Optimization of initial tacrolimus dose using pharmacogenetic testing.
Author(s): Thervet E, Loriot MA, Barbier S, Buchler M, Ficheux M, Choukroun G, Toupance O, Touchard G, Alberti C, Le Pogamp P, Moulin B, Le Meur Y, Heng AE, Subra JF, Beaune P, Legendre C
Affiliation(s): Department of Renal Transplantation, Assistance Publique-Hopitaux de Paris, Necker-Enfants Malades Hospital, Paris, France. firstname.lastname@example.org
Publication date & source: 2010-06, Clin Pharmacol Ther., 87(6):721-6. Epub 2010 Apr 14.

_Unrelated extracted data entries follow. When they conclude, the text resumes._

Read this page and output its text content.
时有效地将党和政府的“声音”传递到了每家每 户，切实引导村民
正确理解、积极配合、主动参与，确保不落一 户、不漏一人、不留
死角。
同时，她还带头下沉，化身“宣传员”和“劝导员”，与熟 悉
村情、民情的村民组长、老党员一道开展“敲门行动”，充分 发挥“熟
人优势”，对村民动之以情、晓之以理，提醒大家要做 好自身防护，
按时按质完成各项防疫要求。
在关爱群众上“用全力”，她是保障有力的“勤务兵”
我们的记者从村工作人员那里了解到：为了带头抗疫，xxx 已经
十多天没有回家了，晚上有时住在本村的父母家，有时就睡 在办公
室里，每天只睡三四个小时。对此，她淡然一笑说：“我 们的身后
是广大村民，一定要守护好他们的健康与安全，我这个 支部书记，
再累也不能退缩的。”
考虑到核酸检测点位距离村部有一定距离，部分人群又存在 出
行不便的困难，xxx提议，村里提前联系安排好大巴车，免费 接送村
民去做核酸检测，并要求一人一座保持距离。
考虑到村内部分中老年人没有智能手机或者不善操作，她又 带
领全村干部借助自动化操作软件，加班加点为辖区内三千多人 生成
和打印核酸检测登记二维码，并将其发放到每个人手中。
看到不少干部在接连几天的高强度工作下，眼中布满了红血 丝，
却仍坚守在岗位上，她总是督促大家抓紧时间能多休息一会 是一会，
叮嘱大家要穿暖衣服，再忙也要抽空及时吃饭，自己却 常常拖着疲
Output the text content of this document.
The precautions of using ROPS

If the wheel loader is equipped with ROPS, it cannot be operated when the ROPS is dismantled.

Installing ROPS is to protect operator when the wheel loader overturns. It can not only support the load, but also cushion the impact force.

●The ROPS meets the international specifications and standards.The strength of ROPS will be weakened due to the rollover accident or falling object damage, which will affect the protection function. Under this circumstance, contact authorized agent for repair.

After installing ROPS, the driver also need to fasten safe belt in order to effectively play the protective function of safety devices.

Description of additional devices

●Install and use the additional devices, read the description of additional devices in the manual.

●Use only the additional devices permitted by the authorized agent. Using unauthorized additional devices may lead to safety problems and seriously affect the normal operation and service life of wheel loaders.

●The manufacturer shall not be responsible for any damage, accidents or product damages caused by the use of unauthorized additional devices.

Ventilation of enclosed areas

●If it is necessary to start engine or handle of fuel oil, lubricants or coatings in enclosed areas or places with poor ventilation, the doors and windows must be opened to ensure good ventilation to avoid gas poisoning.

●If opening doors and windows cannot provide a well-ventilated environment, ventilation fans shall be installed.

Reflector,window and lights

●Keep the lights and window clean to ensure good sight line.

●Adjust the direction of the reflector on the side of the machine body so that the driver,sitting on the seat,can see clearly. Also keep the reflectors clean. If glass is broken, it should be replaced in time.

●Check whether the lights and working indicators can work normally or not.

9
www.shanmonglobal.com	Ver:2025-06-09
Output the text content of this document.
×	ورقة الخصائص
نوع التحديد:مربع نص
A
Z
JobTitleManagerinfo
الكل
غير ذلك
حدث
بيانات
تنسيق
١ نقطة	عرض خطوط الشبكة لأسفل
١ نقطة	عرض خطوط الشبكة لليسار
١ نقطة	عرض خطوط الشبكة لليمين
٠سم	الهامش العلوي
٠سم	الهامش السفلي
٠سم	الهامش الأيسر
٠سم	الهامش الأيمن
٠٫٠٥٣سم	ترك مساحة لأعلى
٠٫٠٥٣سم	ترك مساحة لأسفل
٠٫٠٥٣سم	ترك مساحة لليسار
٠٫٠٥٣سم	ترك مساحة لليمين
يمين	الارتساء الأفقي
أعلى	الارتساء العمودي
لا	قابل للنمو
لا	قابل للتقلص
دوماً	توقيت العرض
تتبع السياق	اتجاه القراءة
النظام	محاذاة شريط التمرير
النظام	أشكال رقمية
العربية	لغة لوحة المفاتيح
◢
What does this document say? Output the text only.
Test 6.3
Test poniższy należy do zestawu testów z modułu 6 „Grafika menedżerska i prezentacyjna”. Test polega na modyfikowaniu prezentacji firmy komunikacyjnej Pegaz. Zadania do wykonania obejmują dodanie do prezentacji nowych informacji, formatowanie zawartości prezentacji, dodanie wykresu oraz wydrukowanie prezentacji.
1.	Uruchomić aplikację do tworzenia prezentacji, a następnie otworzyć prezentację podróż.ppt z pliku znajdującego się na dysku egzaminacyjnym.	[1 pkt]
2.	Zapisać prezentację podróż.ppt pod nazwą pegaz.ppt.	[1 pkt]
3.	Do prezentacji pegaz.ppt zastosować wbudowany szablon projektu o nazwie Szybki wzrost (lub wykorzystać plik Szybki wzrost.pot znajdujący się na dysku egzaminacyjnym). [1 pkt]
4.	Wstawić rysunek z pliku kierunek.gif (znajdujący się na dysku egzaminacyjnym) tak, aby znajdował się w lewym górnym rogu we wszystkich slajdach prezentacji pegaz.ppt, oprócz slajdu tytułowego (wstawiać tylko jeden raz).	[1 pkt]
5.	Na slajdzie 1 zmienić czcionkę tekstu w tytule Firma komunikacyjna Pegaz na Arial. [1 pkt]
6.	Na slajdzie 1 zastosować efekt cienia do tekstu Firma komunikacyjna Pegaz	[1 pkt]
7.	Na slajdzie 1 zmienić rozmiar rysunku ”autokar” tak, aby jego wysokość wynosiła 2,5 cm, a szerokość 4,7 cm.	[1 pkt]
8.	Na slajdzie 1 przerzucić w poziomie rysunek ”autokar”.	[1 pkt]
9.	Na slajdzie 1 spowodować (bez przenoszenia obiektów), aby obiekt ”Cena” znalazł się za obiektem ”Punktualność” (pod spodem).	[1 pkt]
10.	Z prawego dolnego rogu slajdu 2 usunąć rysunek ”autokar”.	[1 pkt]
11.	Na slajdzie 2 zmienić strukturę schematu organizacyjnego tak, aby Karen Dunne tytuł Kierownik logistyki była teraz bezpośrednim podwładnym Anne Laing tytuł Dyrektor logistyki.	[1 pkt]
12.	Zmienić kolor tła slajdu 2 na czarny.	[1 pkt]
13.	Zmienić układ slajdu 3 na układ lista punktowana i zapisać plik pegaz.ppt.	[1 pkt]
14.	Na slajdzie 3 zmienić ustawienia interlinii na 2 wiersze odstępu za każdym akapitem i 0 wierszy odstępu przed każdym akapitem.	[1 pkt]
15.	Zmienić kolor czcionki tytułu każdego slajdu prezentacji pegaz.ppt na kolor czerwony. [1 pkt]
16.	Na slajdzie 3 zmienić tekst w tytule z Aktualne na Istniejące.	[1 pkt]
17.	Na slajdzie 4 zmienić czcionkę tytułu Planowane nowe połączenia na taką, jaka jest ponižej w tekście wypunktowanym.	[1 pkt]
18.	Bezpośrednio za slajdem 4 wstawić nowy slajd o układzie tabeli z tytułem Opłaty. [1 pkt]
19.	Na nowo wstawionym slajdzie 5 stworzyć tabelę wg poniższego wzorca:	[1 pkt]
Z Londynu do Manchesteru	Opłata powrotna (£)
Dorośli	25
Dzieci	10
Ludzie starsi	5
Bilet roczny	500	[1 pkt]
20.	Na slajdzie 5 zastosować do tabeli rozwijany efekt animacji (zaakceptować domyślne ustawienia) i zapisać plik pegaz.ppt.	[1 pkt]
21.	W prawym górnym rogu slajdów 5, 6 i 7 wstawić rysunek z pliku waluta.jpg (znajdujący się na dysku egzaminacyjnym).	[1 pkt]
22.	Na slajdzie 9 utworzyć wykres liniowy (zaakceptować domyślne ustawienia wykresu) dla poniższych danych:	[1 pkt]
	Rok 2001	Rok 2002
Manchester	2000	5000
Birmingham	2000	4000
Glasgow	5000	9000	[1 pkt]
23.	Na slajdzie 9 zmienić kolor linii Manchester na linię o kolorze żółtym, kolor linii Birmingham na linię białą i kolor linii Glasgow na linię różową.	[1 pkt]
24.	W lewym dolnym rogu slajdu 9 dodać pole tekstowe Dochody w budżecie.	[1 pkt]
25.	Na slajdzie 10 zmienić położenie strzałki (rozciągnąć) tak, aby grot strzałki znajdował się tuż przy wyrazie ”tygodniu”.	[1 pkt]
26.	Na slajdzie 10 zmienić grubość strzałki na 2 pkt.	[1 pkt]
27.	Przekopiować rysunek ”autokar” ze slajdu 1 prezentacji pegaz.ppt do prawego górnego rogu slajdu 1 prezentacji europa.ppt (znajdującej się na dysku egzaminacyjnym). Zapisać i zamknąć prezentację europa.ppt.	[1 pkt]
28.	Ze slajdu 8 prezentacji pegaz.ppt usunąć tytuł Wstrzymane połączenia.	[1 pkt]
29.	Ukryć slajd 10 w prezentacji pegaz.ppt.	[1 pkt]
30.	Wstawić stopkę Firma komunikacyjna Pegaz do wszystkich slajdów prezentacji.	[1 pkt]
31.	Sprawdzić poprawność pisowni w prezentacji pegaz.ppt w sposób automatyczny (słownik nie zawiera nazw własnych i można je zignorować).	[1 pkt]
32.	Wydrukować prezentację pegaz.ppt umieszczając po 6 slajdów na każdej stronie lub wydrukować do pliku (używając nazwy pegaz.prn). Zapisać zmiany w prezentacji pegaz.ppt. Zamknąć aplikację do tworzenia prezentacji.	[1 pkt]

Publication type: Randomized Controlled Trial; Research Support, Non-U.S. Gov't
Retrospective studies have demonstrated that patients who are expressors of cytochrome P4503A5 (CYP3A5) require a higher tacrolimus dose to achieve a therapeutic trough concentration (C(0)). The aim of this study was to evaluate this effect prospectively by pretransplantation adaptation. We randomly assigned 280 renal transplant recipients to receive tacrolimus either according to CYP3A5 genotype or according to the standard daily regimen. The primary end point was the proportion of patients within the targeted C(0). Secondary end points included the number of dose modifications and the delay in achieving the targeted C(0). In the group receiving the adapted dose, a higher proportion of patients had values within the targeted C(0) at day 3 after initiation of tacrolimus (43.2% vs. 29.1%; P = 0.03); they required fewer dose modifications, and the targeted C(0) was achieved by 75% of these patients more rapidly. The clinical end points were similar in the two groups. Pharmacogenetic adaptation of the daily dose of tacrolimus is associated with improved achievement of the target C(0). Whether this improvement will affect clinical outcomes requires further evaluation.